Sand Cave is unusual for this region in that it was eroded by wind and rain, rather than by running water. Getting to the back of Sand Cave requires some climbing; the floor slants at a pretty severe angle and is covered by the results of the erosion. And what do you get when sandstone erodes? That's right: sand! Knee-deep sand, sand that spills over the tops of your boots and encrusts your socks, sand that cakes to your pants, sand that is - nevertheless - a load of fun to tromp around in. The erosion at Sand Cave is continuing; at one end there's a drip of water that becomes a small waterfall when the weather is wet. Photos really don't do this site justice because the things that make it impressive are mostly nonvisual. The entrance is wider than any cave I've ever seen, at least fifty yards across and five stories high in places. There's the sheer size of the 150-yard mouth of the rockshelter (that requires a wide-angle lens to capture at all), but photos still don't convey the extent to which you feel dwarfed before this marvel of geology. Nor do pictures capture the sound of the dripping water echoing against the back wall or the cool stillness of the air. The walls of the cave are made of a sort of conglomerate sandstone. Small white and yellow quartz pebbles peek out like thousands of glistening cats-eye marbles. I ran my hands along the stone. It was coarse and bumpy and absolutely beautiful. Toward the lower end of the cave's entrance, a waterfall plummeted freely to a clear icy pool and frozen water droplets splashed out to frost deep-green galax. Thousands of drips formed long pointed icicles all along the cave's opening.

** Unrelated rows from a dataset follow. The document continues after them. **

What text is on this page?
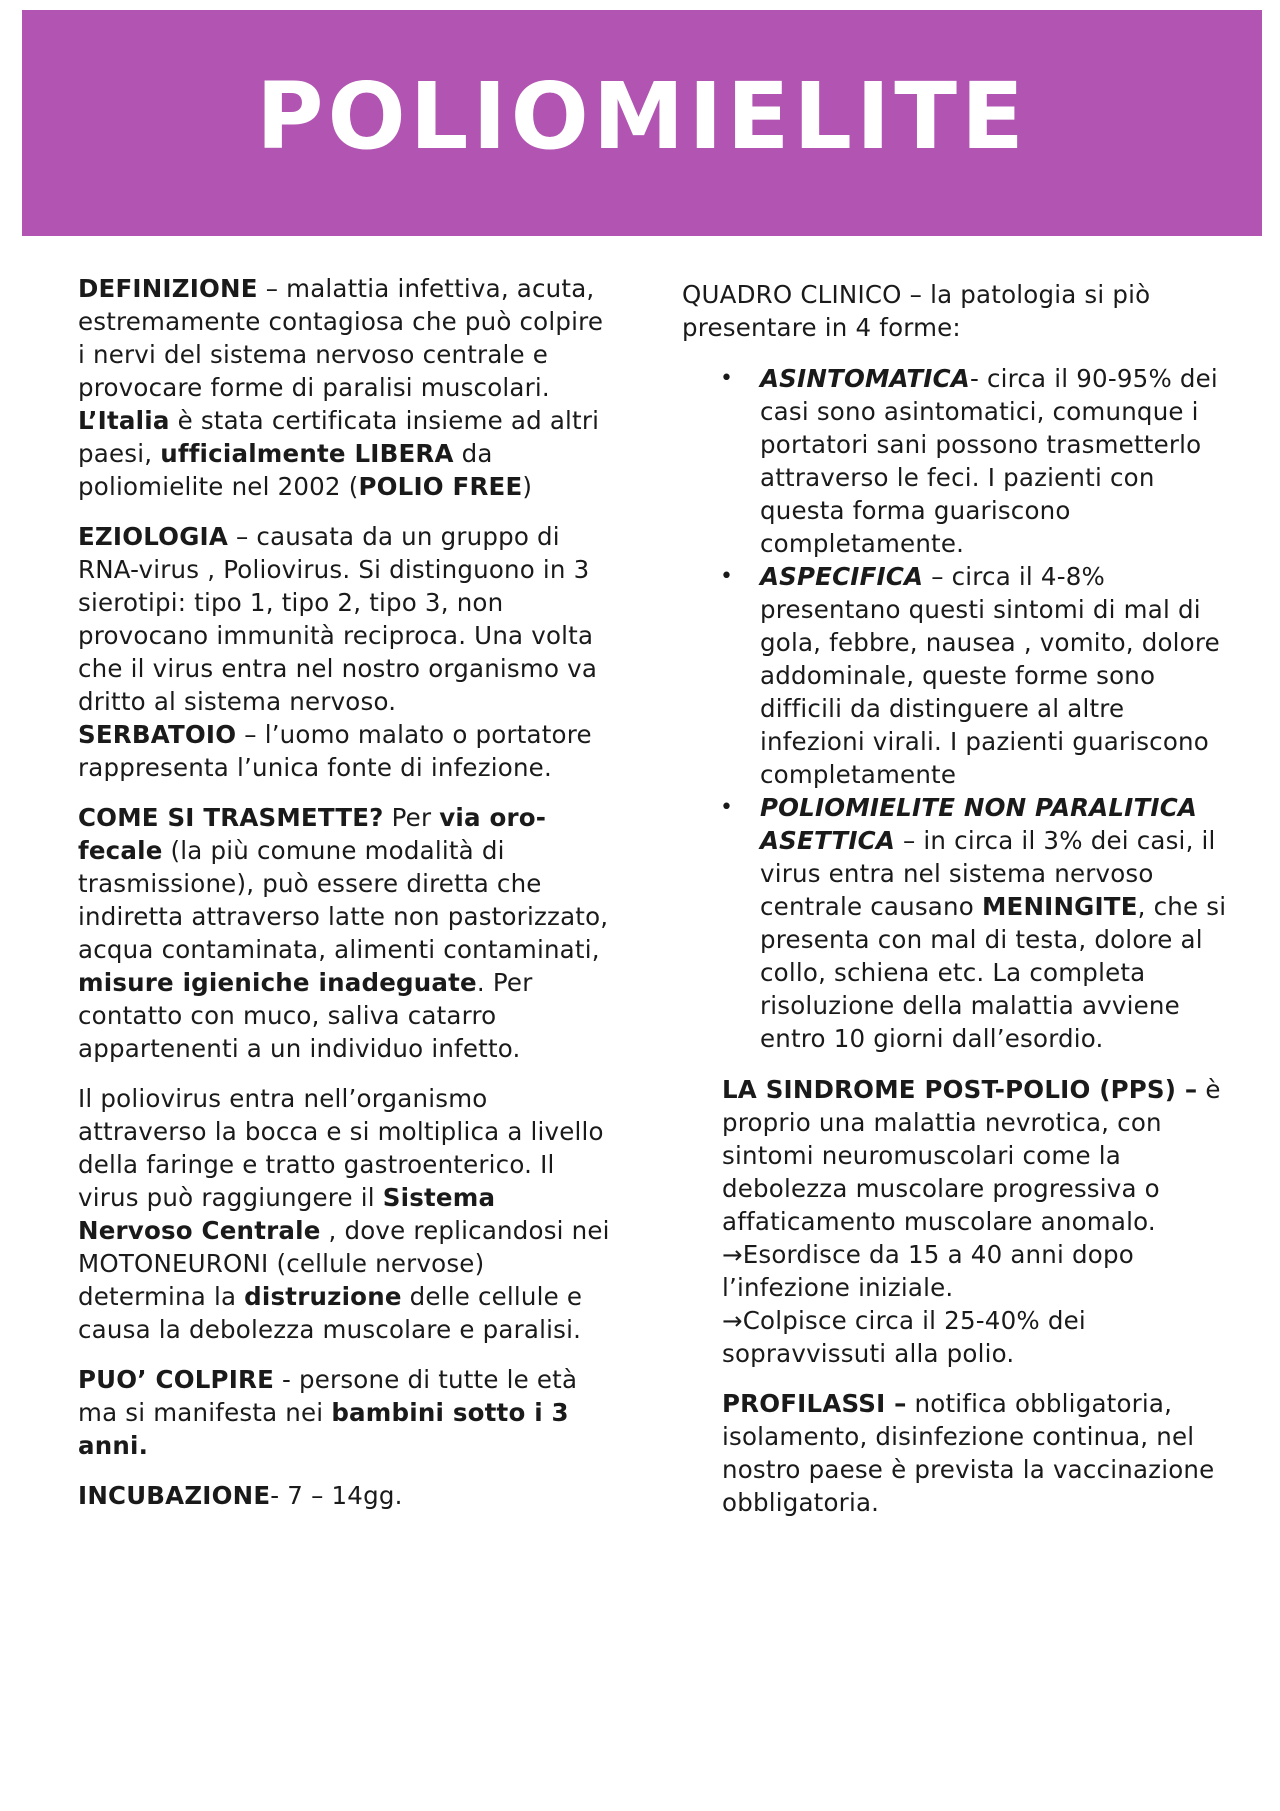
POLIOMIELITE

DEFINIZIONE – malattia infettiva, acuta, estremamente contagiosa che può colpire i nervi del sistema nervoso centrale e provocare forme di paralisi muscolari. L’Italia è stata certificata insieme ad altri paesi, ufficialmente LIBERA da poliomielite nel 2002 (POLIO FREE)

EZIOLOGIA – causata da un gruppo di RNA-virus , Poliovirus. Si distinguono in 3 sierotipi: tipo 1, tipo 2, tipo 3, non provocano immunità reciproca. Una volta che il virus entra nel nostro organismo va dritto al sistema nervoso.

SERBATOIO – l’uomo malato o portatore rappresenta l’unica fonte di infezione.

COME SI TRASMETTE? Per via oro-fecale (la più comune modalità di trasmissione), può essere diretta che indiretta attraverso latte non pastorizzato, acqua contaminata, alimenti contaminati, misure igieniche inadeguate. Per contatto con muco, saliva catarro appartenenti a un individuo infetto.

Il poliovirus entra nell’organismo attraverso la bocca e si moltiplica a livello della faringe e tratto gastroenterico. Il virus può raggiungere il Sistema Nervoso Centrale , dove replicandosi nei MOTONEURONI (cellule nervose) determina la distruzione delle cellule e causa la debolezza muscolare e paralisi.

PUO’ COLPIRE - persone di tutte le età ma si manifesta nei bambini sotto i 3 anni.

INCUBAZIONE- 7 – 14gg.

QUADRO CLINICO – la patologia si piò presentare in 4 forme:

• ASINTOMATICA- circa il 90-95% dei casi sono asintomatici, comunque i portatori sani possono trasmetterlo attraverso le feci. I pazienti con questa forma guariscono completamente.
• ASPECIFICA – circa il 4-8% presentano questi sintomi di mal di gola, febbre, nausea , vomito, dolore addominale, queste forme sono difficili da distinguere al altre infezioni virali. I pazienti guariscono completamente
• POLIOMIELITE NON PARALITICA ASETTICA – in circa il 3% dei casi, il virus entra nel sistema nervoso centrale causano MENINGITE, che si presenta con mal di testa, dolore al collo, schiena etc. La completa risoluzione della malattia avviene entro 10 giorni dall’esordio.

LA SINDROME POST-POLIO (PPS) – è proprio una malattia nevrotica, con sintomi neuromuscolari come la debolezza muscolare progressiva o affaticamento muscolare anomalo.
→Esordisce da 15 a 40 anni dopo l’infezione iniziale.
→Colpisce circa il 25-40% dei sopravvissuti alla polio.

PROFILASSI – notifica obbligatoria, isolamento, disinfezione continua, nel nostro paese è prevista la vaccinazione obbligatoria.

From the intersection with the Ridge Trail, it's only 0.1 mile or so to White Rocks, but this is the most technically difficult 0.1 mile of this entire hike. The map is deceptive. The trail does not gradually ascend to the top of White Rocks via switchbacks on the back side, but rather plunges straight up through a notch in the rock face. The last 200 feet touches the boundary between hiking and rock climbing; it is on the hiking side of the line, but not by much. The views from White Rocks are by far the best I've seen in the Cumberland Gap National Park. You can see for miles into Virginia and get a much more unobstructed view of Powell Valley than is available from the Pinnacles, even with the little hump that separates Powell Valley from Poor Valley. The view into Kentucky is far more limited, but there's a nice glimpse of Pine Mountain in the distance.